Now, some of the 2017 players were in the team's minor league system in the prior years, so maybe you don't want to count that as turnover. But even among major leaguers who stayed in the major leagues, a third of all players have changed teams between the start of one season and the conclusion of the next, about half have over the course of two winters, and nearly 70 percent of steady major leaguers changed teams between April 2013 and September 2017.

They leave for all sorts of reasons in and out of their control. Some were told by their team that they just weren't good enough, and they were replaced by younger players. Some were traded because their team didn't want to pay them what they'd agree to anymore. Some were told by their teams that they cost too little -- that they were so underpaid that another team would give up a lot of good stuff to acquire them.

Yes, some left on their own, to take more money from an owner who valued them more. Maybe you would call that disloyal. But in most cases, a player is traded against his wishes, and in most of those cases, you keep on rooting for the clothes he wore instead of him. When he comes back to face his old clothes, you hope he'll fail. You (and by "you," I mean "I") have no loyalty to him at all.

Do not be ashamed. This is why we, baseball fans, are great, and this is why baseball works.

Because by the second week of this season, Royals fans will be fully, emotionally committed to Hosmer's replacement at first base. They will cheer as hard when he does something well as they did for Hosmer. Meanwhile, Padres fans will cheer as hard when Hosmer does something well as Royals fans ever did.
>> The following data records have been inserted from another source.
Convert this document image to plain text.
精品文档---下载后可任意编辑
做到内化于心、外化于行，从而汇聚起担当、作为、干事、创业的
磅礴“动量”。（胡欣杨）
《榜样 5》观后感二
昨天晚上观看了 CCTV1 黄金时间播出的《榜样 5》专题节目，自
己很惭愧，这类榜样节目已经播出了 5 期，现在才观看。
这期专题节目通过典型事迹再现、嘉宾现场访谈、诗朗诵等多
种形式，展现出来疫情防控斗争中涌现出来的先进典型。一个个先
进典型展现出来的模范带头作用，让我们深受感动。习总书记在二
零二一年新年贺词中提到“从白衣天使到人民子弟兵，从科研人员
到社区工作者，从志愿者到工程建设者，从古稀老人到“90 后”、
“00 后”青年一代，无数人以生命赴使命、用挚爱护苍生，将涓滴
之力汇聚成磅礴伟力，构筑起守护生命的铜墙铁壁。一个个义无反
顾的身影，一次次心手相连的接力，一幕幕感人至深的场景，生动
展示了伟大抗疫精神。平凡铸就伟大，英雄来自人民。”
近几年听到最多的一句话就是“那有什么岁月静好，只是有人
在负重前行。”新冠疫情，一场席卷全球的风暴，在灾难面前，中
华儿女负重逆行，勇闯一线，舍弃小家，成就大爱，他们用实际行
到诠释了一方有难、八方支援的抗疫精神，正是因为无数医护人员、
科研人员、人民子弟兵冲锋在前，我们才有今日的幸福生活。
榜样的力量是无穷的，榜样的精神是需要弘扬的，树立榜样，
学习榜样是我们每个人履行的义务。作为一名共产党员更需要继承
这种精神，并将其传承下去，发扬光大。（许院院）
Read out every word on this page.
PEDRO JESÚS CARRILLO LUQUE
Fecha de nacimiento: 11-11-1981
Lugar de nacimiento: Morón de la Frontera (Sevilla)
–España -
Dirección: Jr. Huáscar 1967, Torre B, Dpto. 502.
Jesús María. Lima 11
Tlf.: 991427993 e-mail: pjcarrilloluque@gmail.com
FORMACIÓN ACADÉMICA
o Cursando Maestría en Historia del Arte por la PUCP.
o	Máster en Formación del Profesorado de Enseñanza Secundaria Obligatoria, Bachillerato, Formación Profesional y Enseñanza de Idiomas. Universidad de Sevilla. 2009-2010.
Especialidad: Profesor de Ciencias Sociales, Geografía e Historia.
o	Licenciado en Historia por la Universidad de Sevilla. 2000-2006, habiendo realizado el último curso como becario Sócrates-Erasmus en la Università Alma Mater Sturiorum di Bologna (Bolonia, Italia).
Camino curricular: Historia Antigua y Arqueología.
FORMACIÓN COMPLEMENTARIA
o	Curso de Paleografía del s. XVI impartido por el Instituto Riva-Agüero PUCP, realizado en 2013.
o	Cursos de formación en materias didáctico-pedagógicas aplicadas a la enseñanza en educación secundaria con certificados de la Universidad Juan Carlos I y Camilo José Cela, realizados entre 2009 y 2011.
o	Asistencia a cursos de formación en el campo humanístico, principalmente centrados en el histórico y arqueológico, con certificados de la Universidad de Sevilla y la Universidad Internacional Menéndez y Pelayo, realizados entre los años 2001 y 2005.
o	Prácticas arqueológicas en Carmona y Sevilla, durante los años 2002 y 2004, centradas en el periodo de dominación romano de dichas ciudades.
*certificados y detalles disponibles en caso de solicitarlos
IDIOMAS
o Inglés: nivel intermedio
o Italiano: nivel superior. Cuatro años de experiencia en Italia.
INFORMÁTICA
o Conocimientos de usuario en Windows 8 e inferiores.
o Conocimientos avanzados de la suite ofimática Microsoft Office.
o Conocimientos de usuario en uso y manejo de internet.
By the second week of the season (at the latest), Giants fans will love McCutchen and Longoria, and Yankees fans will love Stanton, but also, Rays fans will love C.J. Cron, Rangers fans will love Mike Minor, Mets fans will love Adrian Gonzalez and Royals fans will love Wily Peralta. The day-in, day-out relationship between fan and player will grow passionate almost immediately, such that there are virtually no strangers in baseball cities. The new sixth reliever in the bullpen will be some local kid's favorite player for some undefined reason; the new No. 5 starter will delight everybody by pitching like almost a No. 4 starter; the new rookies will all be assumed to have far more "potential" than they really have; and the new journeyman corner outfielder will stay one forgettable year, yet that forgettable year will somehow nevertheless sear into fans' memories for a particular hot streak or a walk-off homer or the bumper read he does for the radio broadcasts. Fifteen years later, he'll be coaching first base for the club. We aren't what you'd call loyal because we're radically open.

Player movement is inevitable, and it is, mostly, for the players' good. Free agency is for their good, of course, but even trades -- even teams putting players on waivers or outright releasing them -- help funnel players into opportunities and organizations where they will thrive, where there is plenty of playing time, where there are coaches who believe in them and where their best years might coincide with pennant races. Not every trade is good for the player, but on balance, a sport in which players didn't move around a lot would be very bad for its athletes.

The only thing that makes a sport in which players move around a lot possible is our disloyalty. Once a player leaves, we're finished with him. But only because we have to make room in our hearts to love, almost unconditionally, the one who replaces him -- and because we know he'll be well taken care of by his new city.

We are loyal to clothes. It's not a joke. It's why this works.